Privilege is a matter for the House to determine. However, upon a question of privilege being raised, the Speaker must first determine:
- Is the matter a prima facie question of privilege? In other words, at first impression, does the matter raised have to do with the collective or individual rights and immunities of the House and its members? Violations of the rules, for example, should not be objected to as privilege matters, but as points of order.
- Has the matter been raised as soon as it could have been? Privilege matters are serious and must be brought to the attention of the House without delay. This is why “Matters of privilege” is the first item of the public portion of the ordinary daily routine. However, privilege matters can be raised at any other point in proceedings, except during Question Period or while a vote is underway.

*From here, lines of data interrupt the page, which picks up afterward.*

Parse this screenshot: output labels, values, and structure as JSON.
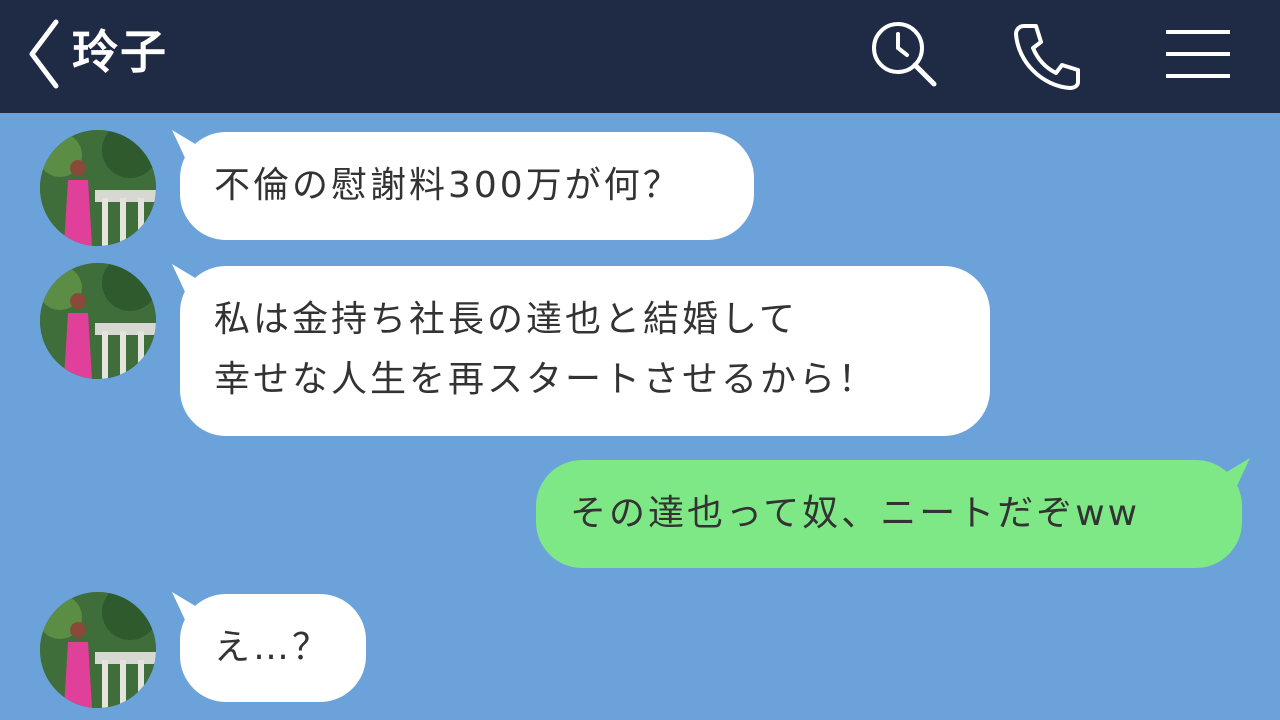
{
  "header": {
    "title": "玲子"
  },
  "icons": {
    "back": "chevron-left-icon",
    "search": "search-clock-icon",
    "call": "phone-icon",
    "menu": "hamburger-menu-icon"
  },
  "colors": {
    "header_bg": "#1f2a44",
    "chat_bg": "#6aa2d9",
    "incoming_bubble": "#ffffff",
    "outgoing_bubble": "#7ee887",
    "text": "#333333"
  },
  "messages": [
    {
      "side": "left",
      "lines": [
        "不倫の慰謝料300万が何？"
      ]
    },
    {
      "side": "left",
      "lines": [
        "私は金持ち社長の達也と結婚して",
        "幸せな人生を再スタートさせるから！"
      ]
    },
    {
      "side": "right",
      "lines": [
        "その達也って奴、ニートだぞww"
      ]
    },
    {
      "side": "left",
      "lines": [
        "え…？"
      ]
    }
  ]
}
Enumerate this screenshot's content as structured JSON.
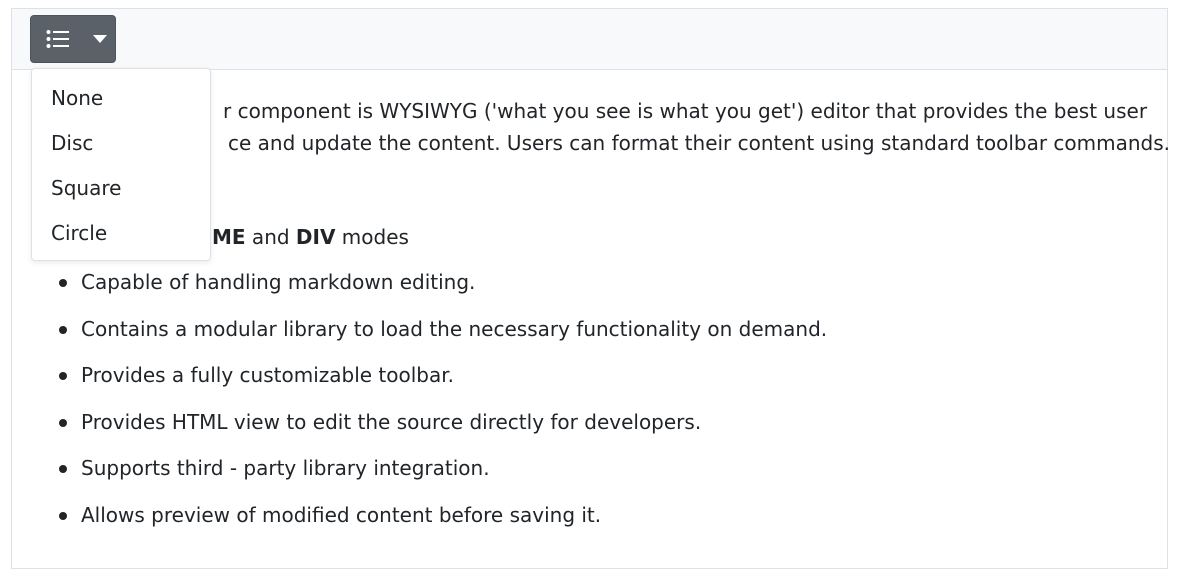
{
  "toolbar": {
    "list_button_icon": "bulleted-list-icon",
    "dropdown_icon": "caret-down-icon"
  },
  "dropdown": {
    "items": [
      "None",
      "Disc",
      "Square",
      "Circle"
    ]
  },
  "content": {
    "para_line1": "r component is WYSIWYG ('what you see is what you get') editor that provides the best user",
    "para_line2": "ce and update the content. Users can format their content using standard toolbar commands.",
    "modes_bold1": "ME",
    "modes_and": " and ",
    "modes_bold2": "DIV",
    "modes_suffix": " modes",
    "bullets": [
      "Capable of handling markdown editing.",
      "Contains a modular library to load the necessary functionality on demand.",
      "Provides a fully customizable toolbar.",
      "Provides HTML view to edit the source directly for developers.",
      "Supports third - party library integration.",
      "Allows preview of modified content before saving it."
    ]
  }
}
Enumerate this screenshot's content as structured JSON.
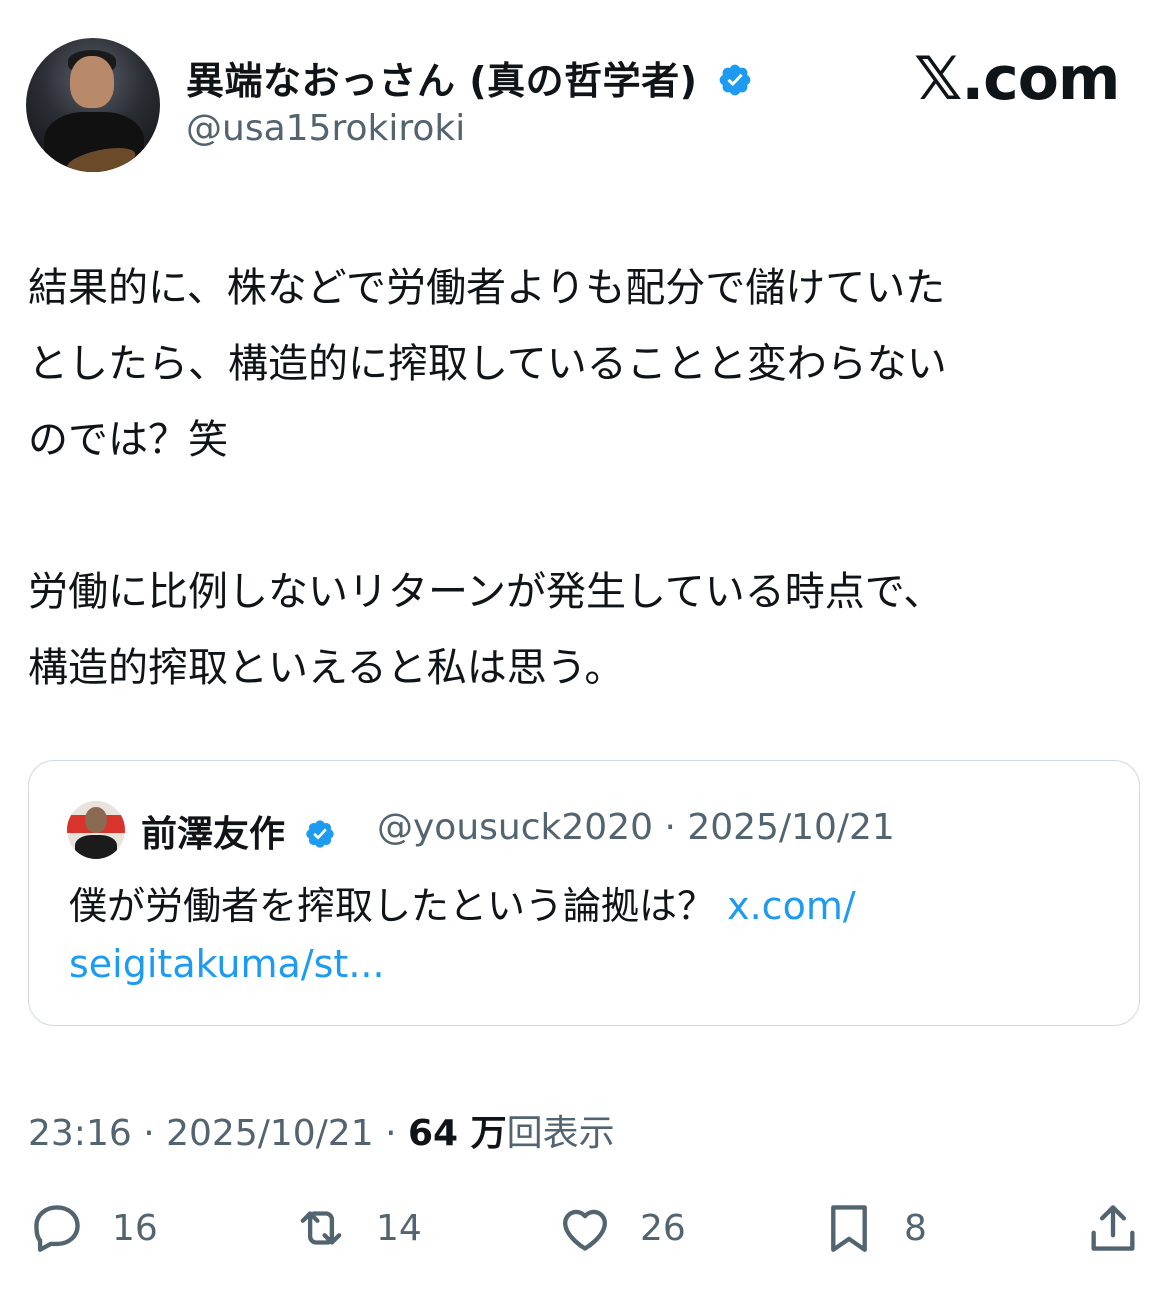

The Speaker may immediately decide whether the matter meets these criteria or take it under advisement for a decision at a later time. If the Speaker is satisfied that the question of privilege meets the above criteria, the House shall immediately consider the motion proposed in the question of privilege. It is the House that decides whether a breach of privilege has been committed, and what the remedy or reparation shall be.
Not all of the practices of the Legislative Assembly are contained in the formal rules of procedure. As an institution that has existed for centuries, there are unwritten customs that have accumulated over the years and continue to apply to proceedings.
- Members must be attired in standard business dress, i.e. a jacket and tie for male members and the equivalent level of formality for female members.
- Members may speak only from their individual desks, except during Committee of the Whole House.
- Under the Rules, English and French are considered the official languages in debate; convention holds that members speaking in French should follow their remarks with an English translation (French remarks are also followed by an English translation in Hansard)
- In Committee of the Whole House, members may ask questions and debate from desks other than their own. They may also remain seated while speaking.
- When the Speaker is standing or putting a question, no member shall enter or cross the Assembly, or make any noise or disturbance.
- When the Assembly has adjourned, members shall remain at their places until the Speaker has left the Chamber.
- Food is not permitted in the Chamber. Drinks are permitted when brought in by a Page.
- Members signify a request for the services of a Page by raising their hand.
- The public is not allowed on the floor of the Chamber. The public and media sit in galleries located outside the rail of the Chamber.